Curiosity is an aspect of the open-minded flexibility that allows us to go on learning and growing for a lifetime. To be regularly reminded that I don’t know everything is to be motivated to go on finding things out, and to recognize that I don’t have the answers to all of life’s questions, and I don’t have to know it all. Less stress, more humility, a win-win!
Rick Hanson, in his podcast, Just One Thing, has a reflection on “the child mind” that we found meaningful this week. For a young child, everything is seen and heard for the first time. Everything is worth studying to learn what the world has to offer. If we adults can learn to take on the child mind, we will look out at a world that can always surprise us with new insights. The sages say “you can never step in the same river twice” and the same thing is true for the street in front of one’s home: it’s never the same place or the same situation.

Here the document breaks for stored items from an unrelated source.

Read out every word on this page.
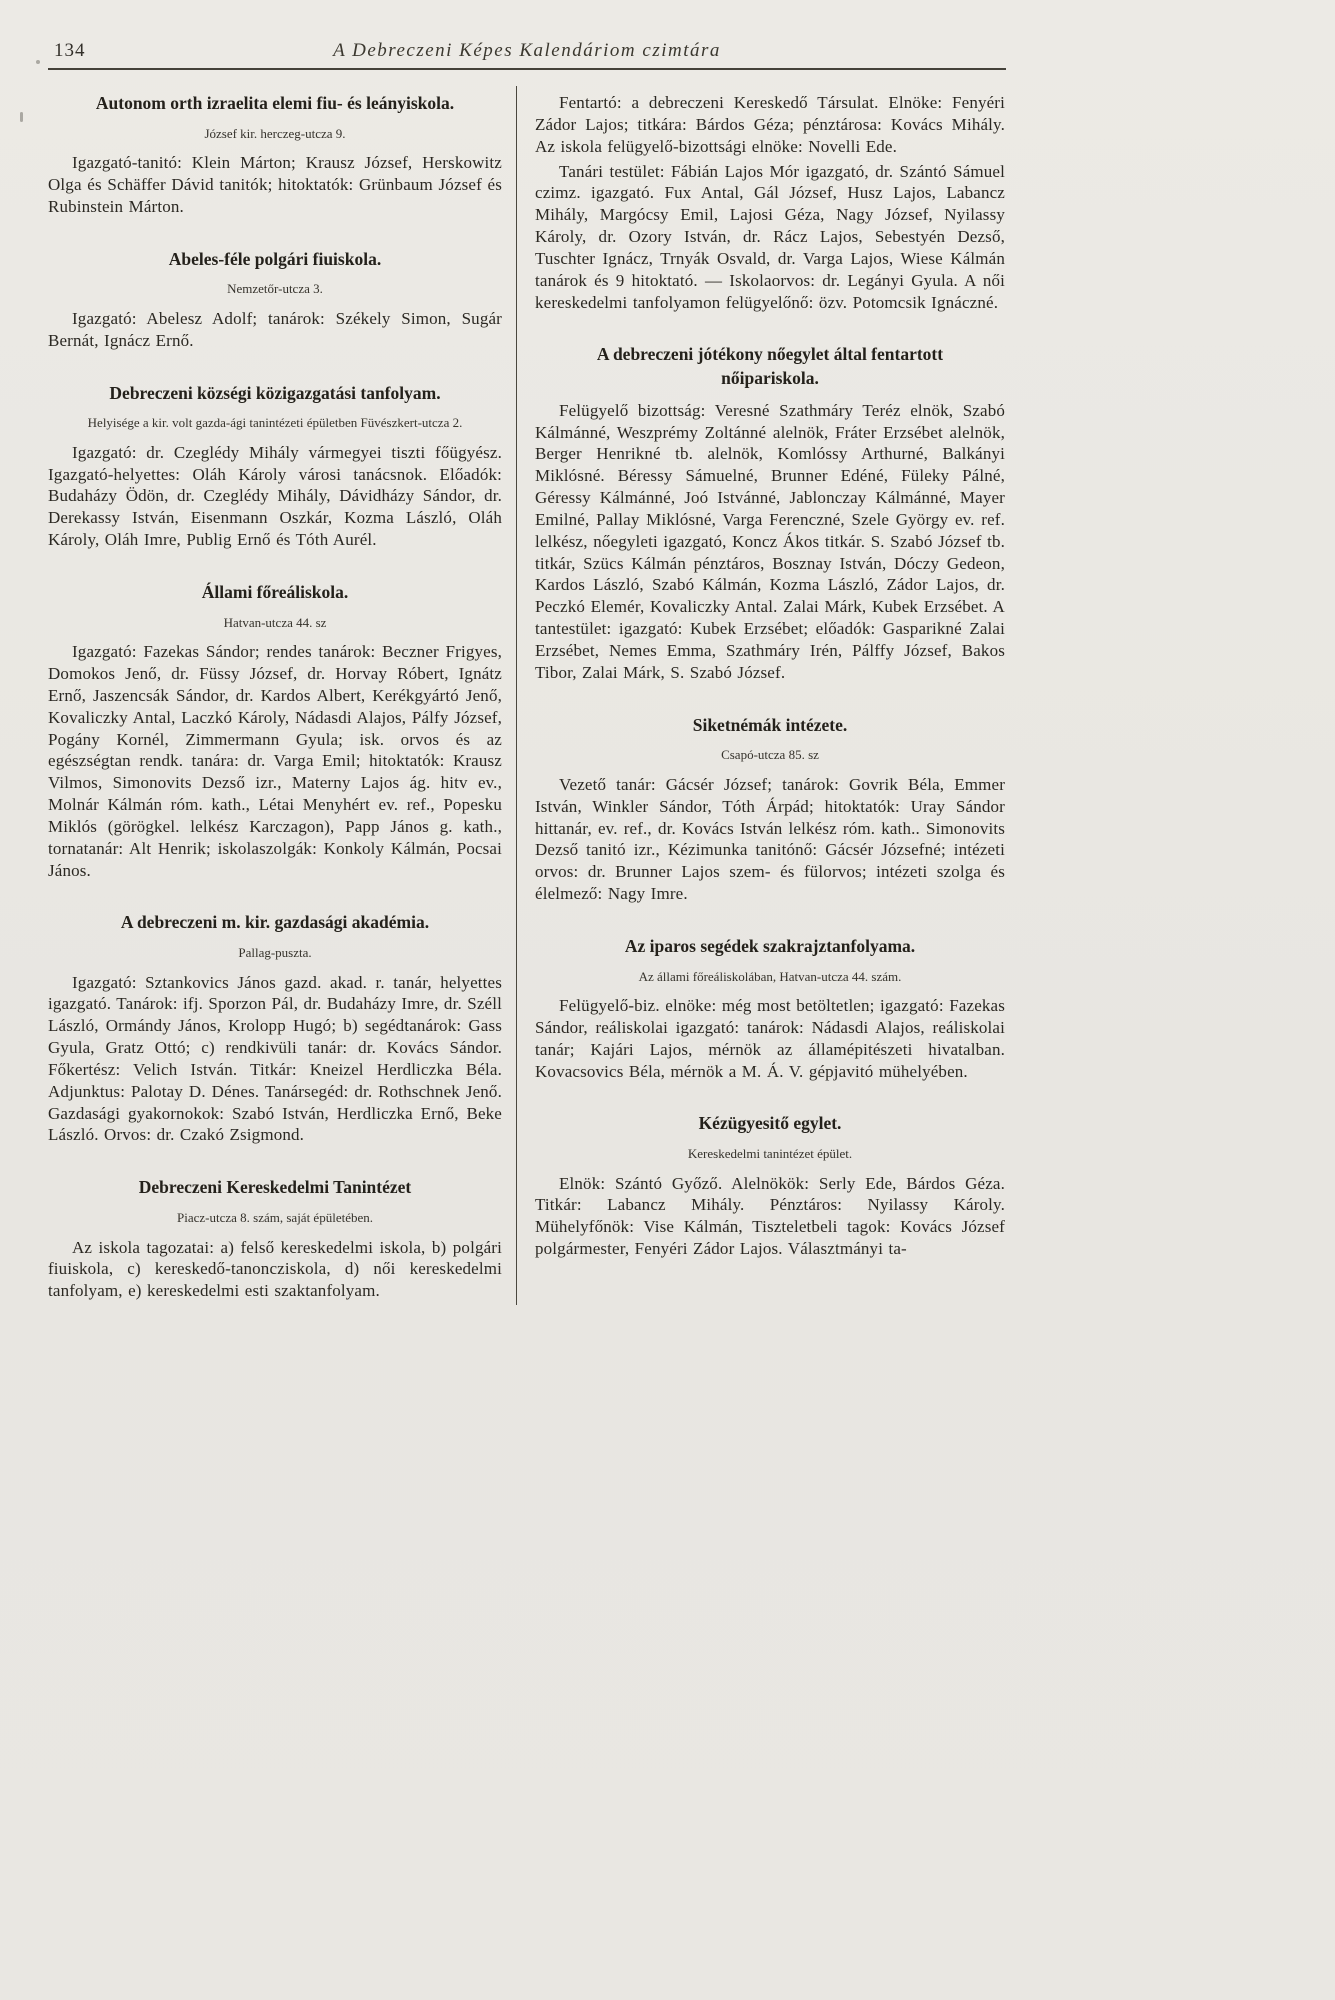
134	A Debreczeni Képes Kalendáriom czimtára
Autonom orth izraelita elemi fiu- és leányiskola.
József kir. herczeg-utcza 9.

Igazgató-tanitó: Klein Márton; Krausz József, Herskowitz Olga és Schäffer Dávid tanitók; hitoktatók: Grünbaum József és Rubinstein Márton.

Abeles-féle polgári fiuiskola.
Nemzetőr-utcza 3.

Igazgató: Abelesz Adolf; tanárok: Székely Simon, Sugár Bernát, Ignácz Ernő.

Debreczeni községi közigazgatási tanfolyam.
Helyisége a kir. volt gazda-ági tanintézeti épületben Füvészkert-utcza 2.

Igazgató: dr. Czeglédy Mihály vármegyei tiszti főügyész. Igazgató-helyettes: Oláh Károly városi tanácsnok. Előadók: Budaházy Ödön, dr. Czeglédy Mihály, Dávidházy Sándor, dr. Derekassy István, Eisenmann Oszkár, Kozma László, Oláh Károly, Oláh Imre, Publig Ernő és Tóth Aurél.

Állami főreáliskola.
Hatvan-utcza 44. sz

Igazgató: Fazekas Sándor; rendes tanárok: Beczner Frigyes, Domokos Jenő, dr. Füssy József, dr. Horvay Róbert, Ignátz Ernő, Jaszencsák Sándor, dr. Kardos Albert, Kerékgyártó Jenő, Kovaliczky Antal, Laczkó Károly, Nádasdi Alajos, Pálfy József, Pogány Kornél, Zimmermann Gyula; isk. orvos és az egészségtan rendk. tanára: dr. Varga Emil; hitoktatók: Krausz Vilmos, Simonovits Dezső izr., Materny Lajos ág. hitv ev., Molnár Kálmán róm. kath., Létai Menyhért ev. ref., Popesku Miklós (görögkel. lelkész Karczagon), Papp János g. kath., tornatanár: Alt Henrik; iskolaszolgák: Konkoly Kálmán, Pocsai János.

A debreczeni m. kir. gazdasági akadémia.
Pallag-puszta.

Igazgató: Sztankovics János gazd. akad. r. tanár, helyettes igazgató. Tanárok: ifj. Sporzon Pál, dr. Budaházy Imre, dr. Széll László, Ormándy János, Krolopp Hugó; b) segédtanárok: Gass Gyula, Gratz Ottó; c) rendkivüli tanár: dr. Kovács Sándor. Főkertész: Velich István. Titkár: Kneizel Herdliczka Béla. Adjunktus: Palotay D. Dénes. Tanársegéd: dr. Rothschnek Jenő. Gazdasági gyakornokok: Szabó István, Herdliczka Ernő, Beke László. Orvos: dr. Czakó Zsigmond.

Debreczeni Kereskedelmi Tanintézet
Piacz-utcza 8. szám, saját épületében.

Az iskola tagozatai: a) felső kereskedelmi iskola, b) polgári fiuiskola, c) kereskedő-tanoncziskola, d) női kereskedelmi tanfolyam, e) kereskedelmi esti szaktanfolyam.

Fentartó: a debreczeni Kereskedő Társulat. Elnöke: Fenyéri Zádor Lajos; titkára: Bárdos Géza; pénztárosa: Kovács Mihály. Az iskola felügyelő-bizottsági elnöke: Novelli Ede.

Tanári testület: Fábián Lajos Mór igazgató, dr. Szántó Sámuel czimz. igazgató. Fux Antal, Gál József, Husz Lajos, Labancz Mihály, Margócsy Emil, Lajosi Géza, Nagy József, Nyilassy Károly, dr. Ozory István, dr. Rácz Lajos, Sebestyén Dezső, Tuschter Ignácz, Trnyák Osvald, dr. Varga Lajos, Wiese Kálmán tanárok és 9 hitoktató. — Iskolaorvos: dr. Legányi Gyula. A női kereskedelmi tanfolyamon felügyelőnő: özv. Potomcsik Ignáczné.

A debreczeni jótékony nőegylet által fentartott nőipariskola.

Felügyelő bizottság: Veresné Szathmáry Teréz elnök, Szabó Kálmánné, Weszprémy Zoltánné alelnök, Fráter Erzsébet alelnök, Berger Henrikné tb. alelnök, Komlóssy Arthurné, Balkányi Miklósné. Béressy Sámuelné, Brunner Edéné, Füleky Pálné, Géressy Kálmánné, Joó Istvánné, Jablonczay Kálmánné, Mayer Emilné, Pallay Miklósné, Varga Ferenczné, Szele György ev. ref. lelkész, nőegyleti igazgató, Koncz Ákos titkár. S. Szabó József tb. titkár, Szücs Kálmán pénztáros, Bosznay István, Dóczy Gedeon, Kardos László, Szabó Kálmán, Kozma László, Zádor Lajos, dr. Peczkó Elemér, Kovaliczky Antal. Zalai Márk, Kubek Erzsébet. A tantestület: igazgató: Kubek Erzsébet; előadók: Gasparikné Zalai Erzsébet, Nemes Emma, Szathmáry Irén, Pálffy József, Bakos Tibor, Zalai Márk, S. Szabó József.

Siketnémák intézete.
Csapó-utcza 85. sz

Vezető tanár: Gácsér József; tanárok: Govrik Béla, Emmer István, Winkler Sándor, Tóth Árpád; hitoktatók: Uray Sándor hittanár, ev. ref., dr. Kovács István lelkész róm. kath.. Simonovits Dezső tanitó izr., Kézimunka tanitónő: Gácsér Józsefné; intézeti orvos: dr. Brunner Lajos szem- és fülorvos; intézeti szolga és élelmező: Nagy Imre.

Az iparos segédek szakrajztanfolyama.
Az állami főreáliskolában, Hatvan-utcza 44. szám.

Felügyelő-biz. elnöke: még most betöltetlen; igazgató: Fazekas Sándor, reáliskolai igazgató: tanárok: Nádasdi Alajos, reáliskolai tanár; Kajári Lajos, mérnök az államépitészeti hivatalban. Kovacsovics Béla, mérnök a M. Á. V. gépjavitó mühelyében.

Kézügyesitő egylet.
Kereskedelmi tanintézet épület.

Elnök: Szántó Győző. Alelnökök: Serly Ede, Bárdos Géza. Titkár: Labancz Mihály. Pénztáros: Nyilassy Károly. Mühelyfőnök: Vise Kálmán, Tiszteletbeli tagok: Kovács József polgármester, Fenyéri Zádor Lajos. Választmányi ta-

For those working on managing chronic illness or disorder in their lives, the child mind can seem like just another job to apply discipline to, but with practice, the child’s way of observation can bring about a changed life. Each new mood; each new stumbling block; each new stressor is different from all the others that have come before. Each one, observed without preconceptions, has gifts to offer.
As Hanson says: “Imagine what would happen if you brought an attitude of not knowing toward yourself without presuming in advance various kinds of limitations.” Observe everything as if it were the first time you are seeing that one thing, and soon you will begin to find out how nothing is really all the same, everything is unique, and each day is unique.